Maastricht? L’ultima frontiera del Welfare

settembre 17, 1996


Pubblicato In: Giornali, La Stampa


È proprio vero che in Europa si avvia ad essere dominante, coma ha sostenuto seppure con l’abituale maestria su questo giornale, Barbara Spinelli, una sorta di “pensiero unico”? Che ormai un nuovo paradigma vige incontrastato in politica e in economia, universalmente accettato e acriticamente seguito, che ha i suoi cardini in globalizzazione dei mercati finanziari e quindi impraticabilità di politiche di spesa, in priorità alla lotta all’inflazione e quindi flessibilità nell’impiego del lavoro e riforma del Welfare?

Le cose non stanno proprio in questo modo: ne sono conferma i dibattiti che hanno luogo in questa settimana qui a Vienna – lontano dai riflettori della stampa, sono ammessi solo i soci ed i loro ospiti- nella riunione annuale della Mont Pelerin Society, l’associazione fondata nel 1947 da Friederich von Hayek e da Karl Popper. L’occasione ha richiamato 500 economisti da tutto il mondo, tra cui due premi Nobel. Seguaci della scuola economico-filosofica austriaca, sono uniti dalla convinzione che l’individuo, la sua libera scelta e la sua personale responsabilità, sono il fondamento della società, che i mercati concorrenziali ed il ritrarsi dello stato dai compiti esorbitanti in cui si venuto dilatando sono condizioni di prosperità economica e garanzia di libertà.
L’impressione superficiale, a sette anni dalla caduta del muro e del comunismo, potrebbe essere che questa sia in realtà la strada maestra da tutti abbracciata e senza alternativa in Europa. Gli individualisti liberisti della Mont Pelerin Society fino al 1975 hanno dovuto vivere un vero e proprio esilio ideale, perché la realtà dei rapporti tra stato e mercato nel mondo occidentale andava in direzione opposta a quanto essi propugnavano.
Allora, di fronte all’esplodere di inflazione e conflittualità, furono studiosi come Samuel Huntington a denunciare il non più oltre sostenibile “sovraccarico” delle funzioni dello stato. Da allora, e sono passati vent’anni, si è aperta in Europa occidentale la lunga battaglia di coloro che ritengono riformabile sì il Welfare ma senza cambiare i principi assunti come bandiera della civiltà europea, contro coloro che ritengono indispensabile il ritrarsi dello “stato rigido” difeso dai primi.

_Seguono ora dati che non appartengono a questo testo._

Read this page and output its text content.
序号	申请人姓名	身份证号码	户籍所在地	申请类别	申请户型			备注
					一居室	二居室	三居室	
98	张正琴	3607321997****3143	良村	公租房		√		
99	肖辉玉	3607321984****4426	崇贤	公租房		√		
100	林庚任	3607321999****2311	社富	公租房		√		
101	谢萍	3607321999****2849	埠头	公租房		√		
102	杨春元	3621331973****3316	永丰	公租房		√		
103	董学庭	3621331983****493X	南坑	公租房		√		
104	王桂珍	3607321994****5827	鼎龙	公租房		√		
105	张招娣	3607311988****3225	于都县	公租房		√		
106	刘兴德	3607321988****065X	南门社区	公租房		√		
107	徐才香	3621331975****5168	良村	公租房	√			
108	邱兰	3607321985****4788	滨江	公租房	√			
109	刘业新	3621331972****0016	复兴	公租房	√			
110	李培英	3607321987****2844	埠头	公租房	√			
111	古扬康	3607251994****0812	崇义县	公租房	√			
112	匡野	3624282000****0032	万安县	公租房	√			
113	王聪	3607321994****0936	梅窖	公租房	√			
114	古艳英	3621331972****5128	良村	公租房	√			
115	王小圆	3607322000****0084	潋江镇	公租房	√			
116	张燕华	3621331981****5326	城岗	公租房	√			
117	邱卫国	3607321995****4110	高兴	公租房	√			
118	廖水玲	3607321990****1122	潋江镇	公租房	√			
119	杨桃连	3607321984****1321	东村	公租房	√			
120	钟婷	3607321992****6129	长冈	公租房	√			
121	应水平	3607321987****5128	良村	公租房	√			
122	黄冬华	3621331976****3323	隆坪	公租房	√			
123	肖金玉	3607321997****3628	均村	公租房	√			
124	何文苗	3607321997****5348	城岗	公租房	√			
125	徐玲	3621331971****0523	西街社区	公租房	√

Il paradosso, ma non tanto, è che questa seconda tesi sembra soccombere nell’Europa che guarda alla moneta unica, e che il collasso del collettivismo – quarant’anni dopo che Ludwig von Mises aveva enunciato il teorema della impossibilità del calcolo economico in una società socialista- anziché il trionfo del liberismo, viene piuttosto interpretato come “fine della storia”, secondo la visione di Francis Fukuyama, che avrebbe nel “pensiero unico” il suo verbo.
Il paradosso è che nell’Europa di Maastricht, anziché al diffondersi di idee liberiste, si assiste ad un cauto arretrare – qualche liberalizzazione, qualche riforma dello stato sociale -; in marcato contrasto con l’inventiva ed il coraggio con cui l’altra Europa, ai confini orientali, ha saputo consentire al mercato di rapidamente riformarsi, ed alcuni paesi dell’America Latina sono riusciti ad impostare un sistema di sicurezza sociale che non comporta il fallimento delle finanze dello stato.

A fronte di una visione strumentale del liberismo, che vede il mercato solo come rimedio al fallimento del collettivismo, stanno le proposte della scuola liberista sui problemi con cui quotidianamente ci confrontiamo: il futuro dell’Europa della moneta unica; privatizzazioni; democrazia e corruzione politica; difesa dalla criminalità; immigrazione e fondamentalismo religioso; rapporti tra invecchiamento della popolazione, Welfare, famiglia.
Idee eterodosse rispetto ad una vulgata secondo cui il mercato è automaticamente “selvaggio” e l’individualismo inesorabilmente “estremo”. Ma senza il sale di queste idee il rischio è che l’Europa di Maastricht si traduca nell’estrema linea difensiva del Welfare europeo così com’è, col risultato che i veri partiti conservatori risultino essere quelli oggi al potere in Francia e Germania. E naturalmente anche in Italia, con il suo governo crepuscolare, ripiegato su mediazioni di “alta amministrazione”.